Heydari Sajjad, Raniolo Stefano, Livi Lorenzo, Limongelli Vittorio
Department of Computer Science, University of Manitoba, Winnipeg, MB, R3T 2N2, Canada.
Faculty of Biomedical Sciences, Euler Institute, Università della Svizzera italiana (USI), via G. Buffi 13, CH-6900, Lugano, Switzerland.
Commun Chem. 2023 Jan 13;6(1):13. doi: 10.1038/s42004-022-00790-5.
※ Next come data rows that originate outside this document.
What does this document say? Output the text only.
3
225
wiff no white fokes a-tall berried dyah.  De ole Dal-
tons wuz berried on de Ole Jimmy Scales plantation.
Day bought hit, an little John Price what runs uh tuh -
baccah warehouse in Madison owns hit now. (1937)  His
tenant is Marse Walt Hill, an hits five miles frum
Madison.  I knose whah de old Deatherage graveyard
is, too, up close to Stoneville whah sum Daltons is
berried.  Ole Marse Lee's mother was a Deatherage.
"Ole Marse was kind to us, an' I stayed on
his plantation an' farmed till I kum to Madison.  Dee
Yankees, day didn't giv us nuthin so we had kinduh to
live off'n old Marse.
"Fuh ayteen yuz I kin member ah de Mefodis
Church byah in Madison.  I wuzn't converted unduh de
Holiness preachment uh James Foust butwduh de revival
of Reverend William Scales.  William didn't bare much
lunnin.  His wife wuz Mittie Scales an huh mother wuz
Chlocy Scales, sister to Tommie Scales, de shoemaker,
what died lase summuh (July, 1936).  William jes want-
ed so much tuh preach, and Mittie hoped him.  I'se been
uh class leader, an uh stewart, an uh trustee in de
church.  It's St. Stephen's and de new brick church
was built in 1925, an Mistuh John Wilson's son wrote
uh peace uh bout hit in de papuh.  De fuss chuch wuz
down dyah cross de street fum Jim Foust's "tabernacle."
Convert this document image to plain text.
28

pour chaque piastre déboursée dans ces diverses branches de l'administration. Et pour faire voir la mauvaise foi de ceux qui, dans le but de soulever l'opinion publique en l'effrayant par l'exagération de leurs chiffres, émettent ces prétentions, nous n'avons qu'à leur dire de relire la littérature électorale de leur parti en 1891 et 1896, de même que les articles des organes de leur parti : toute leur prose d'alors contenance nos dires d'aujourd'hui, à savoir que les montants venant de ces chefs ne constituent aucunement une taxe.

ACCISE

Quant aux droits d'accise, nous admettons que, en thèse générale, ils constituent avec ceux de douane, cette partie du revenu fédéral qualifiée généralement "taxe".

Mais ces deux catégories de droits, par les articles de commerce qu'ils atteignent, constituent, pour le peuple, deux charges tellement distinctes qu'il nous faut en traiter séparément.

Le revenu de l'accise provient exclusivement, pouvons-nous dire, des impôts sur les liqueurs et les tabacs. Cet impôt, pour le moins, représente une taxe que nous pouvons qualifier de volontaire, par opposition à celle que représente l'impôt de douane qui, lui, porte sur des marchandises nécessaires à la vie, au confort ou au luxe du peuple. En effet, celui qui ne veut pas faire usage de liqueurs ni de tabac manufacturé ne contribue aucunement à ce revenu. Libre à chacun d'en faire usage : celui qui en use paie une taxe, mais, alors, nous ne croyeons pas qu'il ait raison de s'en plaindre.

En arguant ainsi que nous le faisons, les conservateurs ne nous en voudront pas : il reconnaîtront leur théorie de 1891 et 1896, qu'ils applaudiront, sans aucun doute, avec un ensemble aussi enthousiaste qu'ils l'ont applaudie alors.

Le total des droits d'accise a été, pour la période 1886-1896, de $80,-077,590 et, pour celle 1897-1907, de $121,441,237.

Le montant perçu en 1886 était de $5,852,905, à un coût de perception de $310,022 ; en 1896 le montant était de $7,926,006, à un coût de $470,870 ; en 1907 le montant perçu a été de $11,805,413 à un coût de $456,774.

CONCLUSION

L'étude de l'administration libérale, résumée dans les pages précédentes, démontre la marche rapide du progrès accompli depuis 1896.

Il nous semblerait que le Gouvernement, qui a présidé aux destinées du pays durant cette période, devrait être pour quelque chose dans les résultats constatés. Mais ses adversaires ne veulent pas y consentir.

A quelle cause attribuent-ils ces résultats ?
Predicting structural and energetic properties of a molecular system is one of the fundamental tasks in molecular simulations, and it has applications in chemistry, biology, and medicine. In the past decade, the advent of machine learning algorithms had an impact on molecular simulations for various tasks, including property prediction of atomistic systems. In this paper, we propose a novel methodology for transferring knowledge obtained from simple molecular systems to a more complex one, endowed with a significantly larger number of atoms and degrees of freedom. In particular, we focus on the classification of high and low free-energy conformations. Our approach relies on utilizing (i) a novel hypergraph representation of molecules, encoding all relevant information for characterizing multi-atom interactions for a given conformation, and (ii) novel message passing and pooling layers for processing and making free-energy predictions on such hypergraph-structured data. Despite the complexity of the problem, our results show a remarkable Area Under the Curve of 0.92 for transfer learning from tri-alanine to the deca-alanine system. Moreover, we show that the same transfer learning approach can also be used in an unsupervised way to group chemically related secondary structures of deca-alanine in clusters having similar free-energy values. Our study represents a proof of concept that reliable transfer learning models for molecular systems can be designed, paving the way to unexplored routes in prediction of structural and energetic properties of biologically relevant systems.
预测分子系统的结构和能量性质是分子模拟中的基本任务之一,并且在化学、生物学和医学领域都有应用。在过去十年中,机器学习算法的出现对各种分子模拟任务产生了影响,包括原子系统的性质预测。在本文中,我们提出了一种新颖的方法,用于将从简单分子系统中获得的知识转移到更复杂的系统中,该复杂系统具有大量更多的原子和自由度。特别地,我们专注于高自由能和低自由能构象的分类。我们的方法依赖于利用:(i)一种新颖的分子超图表示,对给定构象中表征多原子相互作用的所有相关信息进行编码;以及(ii)新颖的消息传递和池化层,用于处理此类超图结构数据并进行自由能预测。尽管问题复杂,但我们的结果表明,从三丙氨酸到十丙氨酸系统的迁移学习的曲线下面积显著达到0.92。此外,我们表明相同的迁移学习方法也可以以无监督的方式用于将十丙氨酸的化学相关二级结构分组到具有相似自由能值的簇中。我们的研究代表了一个概念验证,即可以设计出可靠的分子系统迁移学习模型,为预测生物相关系统的结构和能量性质开辟了未探索的途径。